Esrally benchmark run with(/out) refresh_interval param doesn't show any difference in runtime

I have done two benchmark runs using the esrally, one with default refresh interval and second with "refresh_interval" set to "-1" (disabled). Both runs took same amount of time. (382 seconds)

I am hoping that second benchmark run should complete faster as there was no refresh involved.

Here are the shard stats for the refresh interval (5sec)

"refresh" : {
"total" : 237,
"total_time_in_millis" : 75997,
"external_total" : 213,
"external_total_time_in_millis" : 73532,
"listeners" : 0
},

Here are the shard stats (refresh interval disabled):

"refresh" : {
"total" : 135,
"total_time_in_millis" : 59627,
"external_total" : 8,
"external_total_time_in_millis" : 0,
"listeners" : 0
},

When the refresh interval disabled, I am not sure why "total_time_in_mills" is recorded as "59627".

Thanks.

Hi @Mahesh3, can you share your whole invocation? We may be able to give some idea then

Hi Mahesh, welcome to the Elastic community!

Disabling refresh allows Elasticsearch to fill its entire indexing buffer during indexing. Refreshes are triggered when the buffer is full and it is time to write segments to disk.

Search requests will also trigger a refresh.

Thank you,
Jason

Hi Jason,

There were no search requests, just only bulk-indexing.

I have added the ""indices.memory.index_buffer_size" (=50%, also 100%) to elasticsearch config file , also set the heap size to 8GB (32GB RAM machine), and tried the esrallly run with refresh interval disabled, I didn't see any improvements in run timings.

Not sure exactly what else should be done speed up the indexing speed.

Here are esrally command for my test:

esrally race --preserve-install --distribution-version=7.16.0 --track=eventdata --track-repository=eventdata --challenge=index-logs-fixed-daily-volume --track-params="index_prefix:'test12',bulk_indexing_clients:12,number_of_shards:4,daily_logging_volume:'3GB',number_of_days:1,refresh_interval:'-1'"

Thanks,
Mahesh

Hi Rick.

It's a three step to run the test that I am following:

  1. Esrally install - to install the elastic
  2. Esrally start - to start the elasticsearch (before starting, edit the elasticsearch and jvm to add the respective parameters)
  3. Esrally race run , below command and it's params.

esrally race --preserve-install --distribution-version=7.16.0 --track=eventdata --track-repository=eventdata --challenge=index-logs-fixed-daily-volume --track-params="index_prefix:'test12',bulk_indexing_clients:12,number_of_shards:4,daily_logging_volume:'3GB',number_of_days:1,refresh_interval:'-1'"

Thanks,
Mahesh

If there are no search requests issued, using default settings, Elasticsearch will not periodically refresh, see the docs.

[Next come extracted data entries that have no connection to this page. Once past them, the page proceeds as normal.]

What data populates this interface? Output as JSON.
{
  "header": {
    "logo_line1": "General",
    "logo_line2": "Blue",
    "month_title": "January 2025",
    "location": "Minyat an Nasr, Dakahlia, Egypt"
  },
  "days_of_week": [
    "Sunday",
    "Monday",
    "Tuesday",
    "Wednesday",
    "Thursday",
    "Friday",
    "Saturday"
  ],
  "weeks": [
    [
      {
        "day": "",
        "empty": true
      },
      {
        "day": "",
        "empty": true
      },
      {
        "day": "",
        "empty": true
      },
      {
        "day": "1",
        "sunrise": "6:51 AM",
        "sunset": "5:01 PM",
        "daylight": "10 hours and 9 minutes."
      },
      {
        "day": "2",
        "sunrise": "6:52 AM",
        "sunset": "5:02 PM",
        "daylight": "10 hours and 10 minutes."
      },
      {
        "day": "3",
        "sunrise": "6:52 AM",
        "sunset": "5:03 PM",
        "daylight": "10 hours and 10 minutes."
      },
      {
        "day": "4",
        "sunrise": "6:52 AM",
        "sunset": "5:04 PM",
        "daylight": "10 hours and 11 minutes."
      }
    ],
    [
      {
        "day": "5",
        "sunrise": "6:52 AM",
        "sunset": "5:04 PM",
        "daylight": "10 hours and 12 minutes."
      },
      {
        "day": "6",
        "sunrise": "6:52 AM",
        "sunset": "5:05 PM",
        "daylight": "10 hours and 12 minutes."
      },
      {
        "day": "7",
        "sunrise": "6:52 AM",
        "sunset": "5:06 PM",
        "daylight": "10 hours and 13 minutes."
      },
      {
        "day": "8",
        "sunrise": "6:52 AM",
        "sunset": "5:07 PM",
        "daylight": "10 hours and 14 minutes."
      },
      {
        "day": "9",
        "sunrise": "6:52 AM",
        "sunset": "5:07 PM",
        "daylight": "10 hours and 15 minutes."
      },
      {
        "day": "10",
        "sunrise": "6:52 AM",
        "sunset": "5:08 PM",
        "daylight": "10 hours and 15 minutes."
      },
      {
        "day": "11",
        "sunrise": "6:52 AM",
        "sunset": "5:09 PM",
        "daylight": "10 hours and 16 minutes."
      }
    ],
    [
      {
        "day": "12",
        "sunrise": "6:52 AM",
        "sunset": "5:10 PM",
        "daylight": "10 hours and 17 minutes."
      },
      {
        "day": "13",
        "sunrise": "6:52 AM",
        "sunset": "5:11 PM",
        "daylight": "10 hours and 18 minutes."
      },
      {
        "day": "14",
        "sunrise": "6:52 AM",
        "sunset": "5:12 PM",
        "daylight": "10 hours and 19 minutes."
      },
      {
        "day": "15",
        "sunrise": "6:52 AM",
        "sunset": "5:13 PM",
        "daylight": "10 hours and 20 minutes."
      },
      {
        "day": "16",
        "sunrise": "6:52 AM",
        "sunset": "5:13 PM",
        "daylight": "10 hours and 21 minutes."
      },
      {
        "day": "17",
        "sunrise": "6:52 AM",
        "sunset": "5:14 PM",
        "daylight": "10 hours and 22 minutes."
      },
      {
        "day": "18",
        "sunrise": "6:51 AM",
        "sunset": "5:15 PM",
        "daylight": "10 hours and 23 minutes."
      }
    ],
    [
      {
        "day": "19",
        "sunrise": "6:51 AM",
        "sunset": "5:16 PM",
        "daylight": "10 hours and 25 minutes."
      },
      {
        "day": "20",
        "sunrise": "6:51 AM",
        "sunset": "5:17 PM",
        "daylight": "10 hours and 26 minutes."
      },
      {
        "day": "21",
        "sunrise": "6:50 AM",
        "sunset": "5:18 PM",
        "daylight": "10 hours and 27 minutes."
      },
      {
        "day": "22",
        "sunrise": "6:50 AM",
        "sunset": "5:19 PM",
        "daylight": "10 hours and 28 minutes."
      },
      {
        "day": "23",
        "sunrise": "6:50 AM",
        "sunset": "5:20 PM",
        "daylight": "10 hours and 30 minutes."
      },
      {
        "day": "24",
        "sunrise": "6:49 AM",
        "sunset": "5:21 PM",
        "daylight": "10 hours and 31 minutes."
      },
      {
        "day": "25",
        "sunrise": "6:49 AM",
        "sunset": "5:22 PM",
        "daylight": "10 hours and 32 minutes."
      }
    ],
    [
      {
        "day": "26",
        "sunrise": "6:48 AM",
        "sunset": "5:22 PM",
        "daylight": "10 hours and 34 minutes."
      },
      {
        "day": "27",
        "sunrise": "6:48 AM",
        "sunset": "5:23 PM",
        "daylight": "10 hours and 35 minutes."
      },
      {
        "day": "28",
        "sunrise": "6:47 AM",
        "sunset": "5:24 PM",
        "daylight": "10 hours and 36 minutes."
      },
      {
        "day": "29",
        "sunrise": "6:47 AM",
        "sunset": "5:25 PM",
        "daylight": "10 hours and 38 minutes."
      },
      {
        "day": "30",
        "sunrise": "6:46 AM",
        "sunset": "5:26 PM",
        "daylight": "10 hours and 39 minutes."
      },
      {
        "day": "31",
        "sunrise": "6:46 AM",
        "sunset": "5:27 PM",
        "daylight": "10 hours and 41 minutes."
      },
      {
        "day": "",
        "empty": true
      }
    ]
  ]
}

Therefore there shouldn't be any performance difference between indexing with an explicit setting of index.refresh_internal to -1 or using the defaults.

EDIT
That said, if are talking specifically about the eventdata track, the default setting for refresh_internal is 5s: GitHub - elastic/rally-eventdata-track: Rally track for simulating event-based data use-cases . If you aren't seeing a diff in indexing throughput I'd suggest you take a look at your methodology and esp. whether there are other bottlenecks (e.g. is the loaddriver, perhaps, saturated?)

The command you provided earlier indicates that the loaddriver is running on the same machine where Elasticsearch is, which is an anti-pattern for benchmarking. I recommend watching the 7 deadly sins of benchmarking video to avoid some common pitfalls).

1 Like

Yes, I aware that elasticsearch and benchmark test shouldn't be on same instance. This is just a. basic test to evaluate performance on very small dataset. In actual benchmark test, elasticsearch and esrally client nodes are on two different instance.

My understanding is that when the refersh is disabled , there should be at least 1% of performance improvement. But, that's not happening.

The refresh interval used to have a significant mpact in older versions of Elasticsearch, but due to improvements in newer versions this is not necessarily always the case any longer.

This topic was automatically closed 28 days after the last reply. New replies are no longer allowed.